Reflective disclosure

Reflective disclosure is a model of social criticism proposed and developed by philosopher Nikolas Kompridis. It is partly based on Martin Heidegger's insights into the phenomenon of world disclosure, which Kompridis applies to the field of political theory. The term refers to practices through which we can imagine and articulate meaningful alternatives to current social and political conditions, by acting back on their conditions of intelligibility. This could uncover possibilities that were previously suppressed or untried, or make us insightfully aware of a problem in a way that allows us to go on differently with our institutions, traditions and ideals.

In his book Critique and Disclosure: Critical Theory between Past and Future, Kompridis describes a set of heterogeneous social practices he believes can be a source of significant ethical, political, and cultural transformation.[1] Highlighting the work of theorists such as Hannah Arendt, Charles Taylor, Michel Foucault and others, Kompridis calls such practices examples of "reflective disclosure" after Martin Heidegger's insights into the phenomenon of world disclosure. He also argues that social criticism or critique, and in particular critical theory, ought to incorporate Heidegger's insights about this phenomenon and reorient itself around practices of reflective disclosure if it is, as he puts it, "to have a future worthy of its past".[2]

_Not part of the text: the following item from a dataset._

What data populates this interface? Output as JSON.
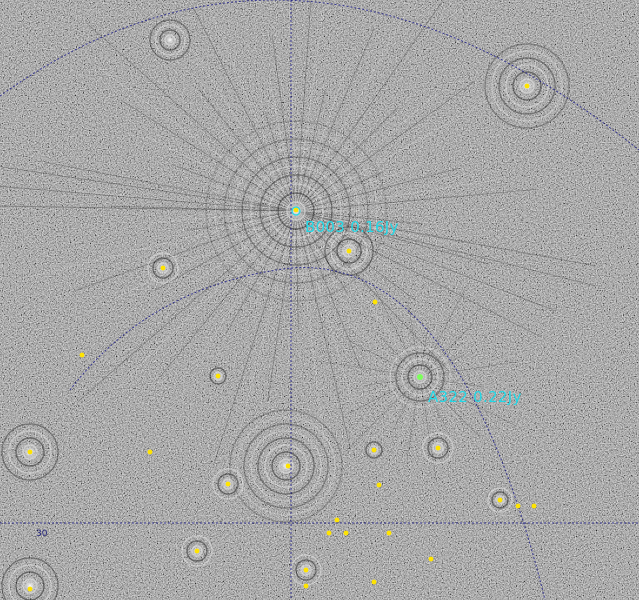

These practices, according to Kompridis, constitute what Charles Taylor calls a "new department" of reason[3] which is distinct from instrumental reason, from reason understood merely as the slave of the passions (Hume), and from the idea of reason as public justification (Rawls). In contrast to theories of social and political change that emphasize socio-historical contradictions (i.e., Marxist and neo-Marxist), theories of recognition and self-realization, and theories that try to make sense of change in terms of processes that are outside the scope of human agency, Kompridis' paradigm for critical theory, with reflective disclosure at the centre, is to help reopen the future by disclosing alternative possibilities for speech and action, self-critically expanding what he calls the normative and logical "space of possibility".[4]

Kompridis contrasts his own vision of critical theory with a Habermasian emphasis on the procedures by which we can reach agreement in modern democratic societies. He claims the latter has ignored the utopian concerns that previously animated critical theory, and narrowed its scope in a way that brings it closer to liberal and neo-Kantian theories of justice.